Phoebe Greenberg : Le temps des bouffons
Phoebe Greenberg ne manque pas de sérieux quand elle parle de sa passion: le bouffon. Une passion qu’elle cherche à partager avec les Montréalais depuis quelques années. Après L’École des bouffons et La Couronne des douze étoiles, Les Créations Diving Horse consacrent un autre spectacle à l’univers multiforme de la bouffonnerie.
Phoebe Greenberg ne manque pas de sérieux quand elle parle de sa passion: le bouffon. Une passion peu commune, qu’elle cherche à partager avec les Montréalais depuis quelques années. Après L’École des bouffons et La Couronne des douze étoiles, Les Créations Diving Horse, la compagnie qu’elle a fondée en 1990, consacrent un autre spectacle à l’univers multiforme de la bouffonnerie. Mis en scène par Robert Astle, assisté par Phoebe Greenberg, Croisades prendra l’affiche du Théâtre Prospero le 16 février.
«J’ai découvert le bouffon à l’école Jacques Lecoq, il y a quinze ans; et depuis, ça me fascine par la façon dont ça aborde les grands thèmes, explique la directrice artistique. La bouffonnerie, c’est très vaste. Pour moi, ce qui est capital, c’est l’élément de parodie. Les bouffons se moquent de nous, mais aussi de nos croyances, de nos convictions les plus profondes. L’élément de moquerie porte un certain mystère. Ça permet de poser un regard différent sur les choses, de s’en distancier un peu, d’en parler d’une façon qui ne serait pas possible, à mon avis, avec le mélodrame ou la tragédie, à une époque où les gens ont une certaine lucidité.»
Et le texte du dramaturge français Michel Azama, créé en 1988 en Avignon, traite de
«la guerre à travers l’Histoire», de ces conflits de croyances qui tournent éternellement depuis les Croisades; et, plus généralement, des atrocités commises par l’humanité, du bien et du mal. Sis dans un monde apocalyptique, où «la ligne entre la vie et la mort est floue» (ce qui refléterait plutôt la réalité de la guerre, dans laquelle «la mort cesse d’être un événement»), cette «fable poétique» se prêtait bien au monde du bouffon, à cette folie du jeu qui impose une distance, un nouveau regard. Une dénonciation par le plaisir ludique, loin du premier degré.
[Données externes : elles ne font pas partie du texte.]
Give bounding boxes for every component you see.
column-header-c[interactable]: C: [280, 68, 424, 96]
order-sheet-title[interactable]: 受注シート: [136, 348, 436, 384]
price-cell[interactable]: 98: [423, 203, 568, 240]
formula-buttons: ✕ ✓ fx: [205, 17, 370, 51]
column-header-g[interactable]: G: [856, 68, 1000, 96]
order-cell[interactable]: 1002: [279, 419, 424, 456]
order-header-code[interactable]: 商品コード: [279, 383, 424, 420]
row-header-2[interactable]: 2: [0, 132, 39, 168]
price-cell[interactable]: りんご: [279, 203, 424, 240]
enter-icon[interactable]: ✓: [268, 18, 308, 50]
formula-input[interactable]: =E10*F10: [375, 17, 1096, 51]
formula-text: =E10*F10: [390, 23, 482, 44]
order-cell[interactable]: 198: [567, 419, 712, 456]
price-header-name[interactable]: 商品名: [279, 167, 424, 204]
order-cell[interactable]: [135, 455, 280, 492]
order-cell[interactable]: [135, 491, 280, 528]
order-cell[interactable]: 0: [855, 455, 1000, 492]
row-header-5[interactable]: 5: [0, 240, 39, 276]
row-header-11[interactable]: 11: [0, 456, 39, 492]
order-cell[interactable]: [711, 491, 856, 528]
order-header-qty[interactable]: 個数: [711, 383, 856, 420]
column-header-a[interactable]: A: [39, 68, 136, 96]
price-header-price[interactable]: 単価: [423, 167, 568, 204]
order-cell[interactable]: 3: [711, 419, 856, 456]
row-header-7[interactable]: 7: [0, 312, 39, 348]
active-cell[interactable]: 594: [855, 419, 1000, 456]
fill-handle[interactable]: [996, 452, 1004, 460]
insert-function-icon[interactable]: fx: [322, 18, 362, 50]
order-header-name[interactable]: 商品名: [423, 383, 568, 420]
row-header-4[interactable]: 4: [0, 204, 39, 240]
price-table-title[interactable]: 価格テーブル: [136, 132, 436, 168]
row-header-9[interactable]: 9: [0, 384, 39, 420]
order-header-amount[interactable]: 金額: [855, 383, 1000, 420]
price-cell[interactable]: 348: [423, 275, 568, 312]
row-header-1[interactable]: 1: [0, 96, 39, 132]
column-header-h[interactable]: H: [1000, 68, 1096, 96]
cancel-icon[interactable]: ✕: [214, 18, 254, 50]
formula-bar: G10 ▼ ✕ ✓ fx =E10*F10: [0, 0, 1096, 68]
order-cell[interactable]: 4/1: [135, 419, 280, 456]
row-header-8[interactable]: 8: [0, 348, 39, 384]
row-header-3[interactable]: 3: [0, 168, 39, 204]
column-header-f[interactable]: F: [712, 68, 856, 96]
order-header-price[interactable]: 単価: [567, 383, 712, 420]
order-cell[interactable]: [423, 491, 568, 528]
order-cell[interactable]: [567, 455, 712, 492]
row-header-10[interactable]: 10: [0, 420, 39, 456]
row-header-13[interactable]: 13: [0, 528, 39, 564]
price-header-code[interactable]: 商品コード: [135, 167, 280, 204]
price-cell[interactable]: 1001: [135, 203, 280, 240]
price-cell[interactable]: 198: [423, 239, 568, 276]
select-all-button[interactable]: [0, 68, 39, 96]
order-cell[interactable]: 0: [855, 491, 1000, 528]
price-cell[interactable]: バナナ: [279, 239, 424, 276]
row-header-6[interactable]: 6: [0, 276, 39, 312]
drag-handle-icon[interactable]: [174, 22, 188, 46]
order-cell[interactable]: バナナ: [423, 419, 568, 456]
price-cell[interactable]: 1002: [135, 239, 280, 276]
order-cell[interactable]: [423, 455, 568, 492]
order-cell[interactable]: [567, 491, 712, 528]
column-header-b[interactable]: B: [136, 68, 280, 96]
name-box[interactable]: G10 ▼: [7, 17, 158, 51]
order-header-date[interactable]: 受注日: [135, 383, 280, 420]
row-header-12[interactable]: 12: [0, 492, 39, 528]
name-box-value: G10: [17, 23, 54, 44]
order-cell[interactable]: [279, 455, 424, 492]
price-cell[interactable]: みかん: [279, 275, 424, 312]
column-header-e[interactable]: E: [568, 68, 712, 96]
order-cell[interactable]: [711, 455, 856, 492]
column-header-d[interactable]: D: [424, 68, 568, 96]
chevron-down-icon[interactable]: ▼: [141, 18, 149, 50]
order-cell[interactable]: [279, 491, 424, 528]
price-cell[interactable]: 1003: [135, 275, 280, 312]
Traditionnellement associé aux éléments rejetés par la société (les lépreux, par exemple), qui prenaient plaisir à jouer une communauté à laquelle il leur était interdit de participer, on pourait dire que le bouffon est l’art des exclus. Pensons au fou du roi, seul capable de déclamer ses quatre vérités au souverain sans risquer sa peau…
Dans un corps de bouffon, écrit Jacques Lecoq, on peut «dire des choses inouïes, jusqu’à se moquer de "l’immoquable"». Affligés de diverses difformités, des handicaps élaborés lors d’exercices par les comédiens eux-mêmes (Phoebe Greenberg n’est pas peu ravie de la qualité de sa distribution, où figurent notamment Patrice Coquereau, Nathalie Claude, Patrice Savard, Suzanne Lemoine et Jean Boilard), les bouffons «donnent l’impression qu’ils ne sont pas nous, explique la directrice. Ils viennent d’ailleurs, ce qui offre déjà une liberté de jeu, nous incite davantage à accepter ce qu’ils disent. C’est différent du clown. On s’identifie au clown: quand il a un accident sur scène, on en rit. Tandis qu’on a l’impression que les bouffons rient de nous. Et c’est un rire jaune, ça peut toucher le territoire de la tragédie.»